友人と共に会社の設立をするケースは、少なくありません。各人の強みを活かしつつ、負担を分担して運営していくことができるという利点がありますが、共同経営には容易ではない側面もあります。主導権を握ったり、責任を負ったりする人が不在で、依存し合い、うまくいかないというケースが多く存在します。また、会社を運営していくうちに、互いの理念や方向性に差異が生じる場合もあります。
設立メンバーが各々均等に出資を行った場合において、しばらく経ってから経営に関する意見が合わなくなったときには、特に大変な状況に陥ってしまいます。株式会社においては、出資を行った額に応じて権限の強さが決まります。各人の権限が均等である場合、例えば2人対2人で対立が生じたら、何も決められない状況になってしまいます。役員の選任、解任、報酬の決定等を行うためには、過半数の同意を要しますので、対立したままでこう着状態になってしまう可能性があります。株式は、できるだけ「特定の人」に集中させるといいでしょう。複数人が出資を行って会社を設立する場合は、少なくともそのうちの1人が持ち株比率の過半数を超過するようにするといいと思われます。

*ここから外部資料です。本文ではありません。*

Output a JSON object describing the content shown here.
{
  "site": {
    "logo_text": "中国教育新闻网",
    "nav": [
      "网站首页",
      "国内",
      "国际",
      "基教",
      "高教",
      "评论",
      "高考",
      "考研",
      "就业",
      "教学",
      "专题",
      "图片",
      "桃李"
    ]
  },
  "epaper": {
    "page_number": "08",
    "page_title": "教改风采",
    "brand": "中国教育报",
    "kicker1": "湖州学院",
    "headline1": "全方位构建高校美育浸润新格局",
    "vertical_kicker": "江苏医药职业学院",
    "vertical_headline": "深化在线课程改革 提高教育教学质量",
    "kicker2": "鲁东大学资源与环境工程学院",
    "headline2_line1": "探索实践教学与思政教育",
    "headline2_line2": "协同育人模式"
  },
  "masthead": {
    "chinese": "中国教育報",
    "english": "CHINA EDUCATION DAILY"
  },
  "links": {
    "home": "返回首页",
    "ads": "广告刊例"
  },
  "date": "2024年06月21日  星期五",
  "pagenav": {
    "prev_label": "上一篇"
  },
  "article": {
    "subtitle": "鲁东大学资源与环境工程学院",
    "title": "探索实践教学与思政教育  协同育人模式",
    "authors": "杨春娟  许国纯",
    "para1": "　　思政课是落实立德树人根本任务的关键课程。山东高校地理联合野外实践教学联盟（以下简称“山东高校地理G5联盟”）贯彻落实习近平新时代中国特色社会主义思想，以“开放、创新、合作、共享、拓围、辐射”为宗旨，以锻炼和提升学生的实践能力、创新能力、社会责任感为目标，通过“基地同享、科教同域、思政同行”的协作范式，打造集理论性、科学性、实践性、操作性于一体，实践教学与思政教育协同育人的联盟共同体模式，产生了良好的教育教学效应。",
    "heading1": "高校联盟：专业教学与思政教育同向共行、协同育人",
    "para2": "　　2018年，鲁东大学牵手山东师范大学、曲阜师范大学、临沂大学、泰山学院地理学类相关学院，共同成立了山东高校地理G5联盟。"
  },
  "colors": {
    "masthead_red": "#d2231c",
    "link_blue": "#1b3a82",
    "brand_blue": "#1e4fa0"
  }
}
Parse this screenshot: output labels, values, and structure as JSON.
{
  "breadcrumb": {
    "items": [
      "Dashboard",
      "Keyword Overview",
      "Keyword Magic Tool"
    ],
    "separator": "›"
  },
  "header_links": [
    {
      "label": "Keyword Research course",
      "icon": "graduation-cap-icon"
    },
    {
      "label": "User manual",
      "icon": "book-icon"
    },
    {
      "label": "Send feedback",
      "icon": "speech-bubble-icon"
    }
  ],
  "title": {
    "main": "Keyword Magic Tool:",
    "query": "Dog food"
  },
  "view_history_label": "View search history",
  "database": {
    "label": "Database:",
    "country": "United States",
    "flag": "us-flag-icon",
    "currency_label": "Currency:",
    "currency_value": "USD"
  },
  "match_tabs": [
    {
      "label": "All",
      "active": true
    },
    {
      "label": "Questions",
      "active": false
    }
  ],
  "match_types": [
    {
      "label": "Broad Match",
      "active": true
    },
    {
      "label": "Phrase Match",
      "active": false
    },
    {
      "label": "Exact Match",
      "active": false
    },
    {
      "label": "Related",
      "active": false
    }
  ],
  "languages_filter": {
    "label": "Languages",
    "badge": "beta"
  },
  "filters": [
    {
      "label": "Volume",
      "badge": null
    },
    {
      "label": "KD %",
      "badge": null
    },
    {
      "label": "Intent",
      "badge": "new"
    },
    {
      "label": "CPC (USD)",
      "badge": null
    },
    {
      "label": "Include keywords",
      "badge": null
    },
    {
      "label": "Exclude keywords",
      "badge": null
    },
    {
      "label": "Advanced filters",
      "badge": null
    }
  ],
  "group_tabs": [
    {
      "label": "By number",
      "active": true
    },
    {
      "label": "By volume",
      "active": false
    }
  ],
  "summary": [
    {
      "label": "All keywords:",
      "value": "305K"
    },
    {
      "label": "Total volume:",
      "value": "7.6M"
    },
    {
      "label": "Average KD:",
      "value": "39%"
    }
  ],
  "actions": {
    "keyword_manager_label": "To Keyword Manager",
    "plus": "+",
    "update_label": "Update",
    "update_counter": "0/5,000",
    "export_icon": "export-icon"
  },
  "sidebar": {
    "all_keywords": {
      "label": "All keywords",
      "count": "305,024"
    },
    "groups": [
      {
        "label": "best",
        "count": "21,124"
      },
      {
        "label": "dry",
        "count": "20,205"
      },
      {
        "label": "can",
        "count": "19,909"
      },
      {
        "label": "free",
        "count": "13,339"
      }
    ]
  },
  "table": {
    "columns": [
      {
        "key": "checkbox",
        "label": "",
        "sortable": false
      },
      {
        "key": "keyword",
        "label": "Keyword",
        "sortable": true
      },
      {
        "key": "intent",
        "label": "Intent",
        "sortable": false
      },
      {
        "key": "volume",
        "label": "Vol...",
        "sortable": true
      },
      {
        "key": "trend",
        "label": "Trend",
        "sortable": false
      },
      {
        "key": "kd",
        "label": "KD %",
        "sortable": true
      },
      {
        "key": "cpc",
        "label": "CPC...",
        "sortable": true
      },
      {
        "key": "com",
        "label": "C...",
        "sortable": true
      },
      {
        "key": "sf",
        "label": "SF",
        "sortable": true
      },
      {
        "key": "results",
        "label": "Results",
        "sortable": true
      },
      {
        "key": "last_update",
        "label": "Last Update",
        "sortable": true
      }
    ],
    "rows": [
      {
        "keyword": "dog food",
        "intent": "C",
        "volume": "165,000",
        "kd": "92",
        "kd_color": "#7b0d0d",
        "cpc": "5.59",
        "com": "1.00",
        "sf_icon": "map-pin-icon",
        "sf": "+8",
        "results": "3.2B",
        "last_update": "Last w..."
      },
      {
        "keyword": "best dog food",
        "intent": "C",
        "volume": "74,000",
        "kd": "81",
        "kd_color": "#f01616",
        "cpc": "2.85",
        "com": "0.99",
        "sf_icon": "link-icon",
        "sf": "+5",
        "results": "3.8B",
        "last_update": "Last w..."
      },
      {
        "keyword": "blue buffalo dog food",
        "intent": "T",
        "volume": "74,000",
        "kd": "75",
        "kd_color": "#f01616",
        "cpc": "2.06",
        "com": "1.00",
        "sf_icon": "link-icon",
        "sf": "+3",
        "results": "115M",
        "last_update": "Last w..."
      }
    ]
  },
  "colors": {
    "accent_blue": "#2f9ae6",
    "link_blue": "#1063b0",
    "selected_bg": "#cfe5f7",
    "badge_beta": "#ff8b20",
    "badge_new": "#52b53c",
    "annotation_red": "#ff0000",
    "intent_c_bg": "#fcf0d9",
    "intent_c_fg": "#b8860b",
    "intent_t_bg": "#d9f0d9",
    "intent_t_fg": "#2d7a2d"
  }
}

創立メンバーの全員が取締役ということですが、株主とは違って取締役は比較的容易に代えることができるものの、当初はできる限り少数にして、他の人は従業員になるほうが、経営を円滑に進めることができます。
取締役は経営者であることから、労働基準法等による保護を受けることができないほか、失業保険もないといえます。また、労働者を雇用した場合にもらうことができる助成金については、取締役は対象になりません。そして、取締役に賞与を支払った場合は経費にすることができないのが原則です。これらのコストやリスクを考慮しつつ、十分に検討する必要があります。